Gibraltar Tax Exempt Company vs Gibraltar Non-Resident Company

Gibraltar Exempt company

The exempt company is usually preferred by clients who are permanently resident in a highly regulated, high tax country. Usually the core business of such clients would also be clearly located in their own country. Their personal and business affairs, including dealings with any foreign entities, would be highly scrutinized by domestic tax authorities. Quite often it would also be necessary to prevent any other third parties (like relatives, business partners or general public) from knowing of the relation between the client and the foreign company.

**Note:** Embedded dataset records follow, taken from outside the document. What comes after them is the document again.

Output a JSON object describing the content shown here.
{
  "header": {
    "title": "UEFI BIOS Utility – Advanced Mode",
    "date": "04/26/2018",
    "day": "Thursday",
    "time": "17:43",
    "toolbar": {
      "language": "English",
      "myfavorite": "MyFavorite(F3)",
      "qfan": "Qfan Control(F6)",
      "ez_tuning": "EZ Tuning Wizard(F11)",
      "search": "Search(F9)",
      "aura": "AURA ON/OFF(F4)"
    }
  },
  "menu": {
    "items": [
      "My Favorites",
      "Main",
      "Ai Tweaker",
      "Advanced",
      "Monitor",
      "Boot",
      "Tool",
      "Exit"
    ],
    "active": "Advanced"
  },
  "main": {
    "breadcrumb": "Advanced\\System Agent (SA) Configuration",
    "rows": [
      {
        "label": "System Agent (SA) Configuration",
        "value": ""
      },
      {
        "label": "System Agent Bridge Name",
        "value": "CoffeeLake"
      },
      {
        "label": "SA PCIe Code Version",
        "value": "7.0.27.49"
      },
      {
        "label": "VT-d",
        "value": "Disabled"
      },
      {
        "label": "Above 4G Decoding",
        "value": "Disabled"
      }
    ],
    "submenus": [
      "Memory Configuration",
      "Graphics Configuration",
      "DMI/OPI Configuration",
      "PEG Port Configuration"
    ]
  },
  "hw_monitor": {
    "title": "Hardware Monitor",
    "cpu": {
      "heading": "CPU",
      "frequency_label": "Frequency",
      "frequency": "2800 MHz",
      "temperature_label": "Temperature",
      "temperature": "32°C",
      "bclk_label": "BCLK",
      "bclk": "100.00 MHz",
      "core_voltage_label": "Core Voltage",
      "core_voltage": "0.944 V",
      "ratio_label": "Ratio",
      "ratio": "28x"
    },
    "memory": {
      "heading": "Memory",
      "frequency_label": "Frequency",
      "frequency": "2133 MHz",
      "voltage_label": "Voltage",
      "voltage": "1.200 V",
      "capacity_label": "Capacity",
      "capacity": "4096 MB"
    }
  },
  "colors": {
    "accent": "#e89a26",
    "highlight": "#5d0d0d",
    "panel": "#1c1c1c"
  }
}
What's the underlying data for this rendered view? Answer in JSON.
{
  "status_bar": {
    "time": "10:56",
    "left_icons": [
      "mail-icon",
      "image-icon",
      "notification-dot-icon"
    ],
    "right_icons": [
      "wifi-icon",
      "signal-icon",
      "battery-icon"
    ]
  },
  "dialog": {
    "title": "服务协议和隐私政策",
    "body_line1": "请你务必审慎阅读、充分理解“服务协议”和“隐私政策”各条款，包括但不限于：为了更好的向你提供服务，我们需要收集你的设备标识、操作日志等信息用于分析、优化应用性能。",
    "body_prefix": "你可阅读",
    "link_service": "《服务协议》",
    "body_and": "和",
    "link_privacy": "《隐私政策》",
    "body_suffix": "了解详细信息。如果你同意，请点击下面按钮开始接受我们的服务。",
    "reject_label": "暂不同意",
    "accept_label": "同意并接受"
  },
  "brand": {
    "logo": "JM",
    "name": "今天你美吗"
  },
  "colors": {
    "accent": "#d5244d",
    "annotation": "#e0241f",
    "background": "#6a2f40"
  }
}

In such case, if an offshore company shall be involved to optimise one or another aspect of the clients' business, it is important that it cannot be easily traced back to the client. It is also important that the offshore company has a proper image of being a real, local, taxable entity in the place where it is registered - Gibraltar. Clearly, only a fully managed tax-exempt company would suit these requirements.

Gibraltar non resident company

The non-resident company is usually preferred by more relaxed clients whose personal or business circumstances allow them to be at relative ease from tax scrutiny. Such clients would often be individuals who spend most or all of their time outside their home jurisdiction - for instance, management consultants, software engineers or other professionals who tend to travel between various countries on short-term assignments. Just as well, a clients' business may be purely international and not particularly tied-up to his home country - like many internet businesses are. A non-resident company may also be sufficient for use by clients whose home country does not have the sophisticated management and control tax-rules - this is still the case in many countries of the world. And, finally, there is no need to use a sophisticated tax-exempt company when there is no tax planning purpose - for example, when the company is simply used as a personal asset-protection vehicle to passively hold some property or investments.

In all these cases the simpler, cheaper, non-resident company could be a choice well made. The non-resident company is not subject to the fixed rate annual duty and other fees which are payable by the exempt company.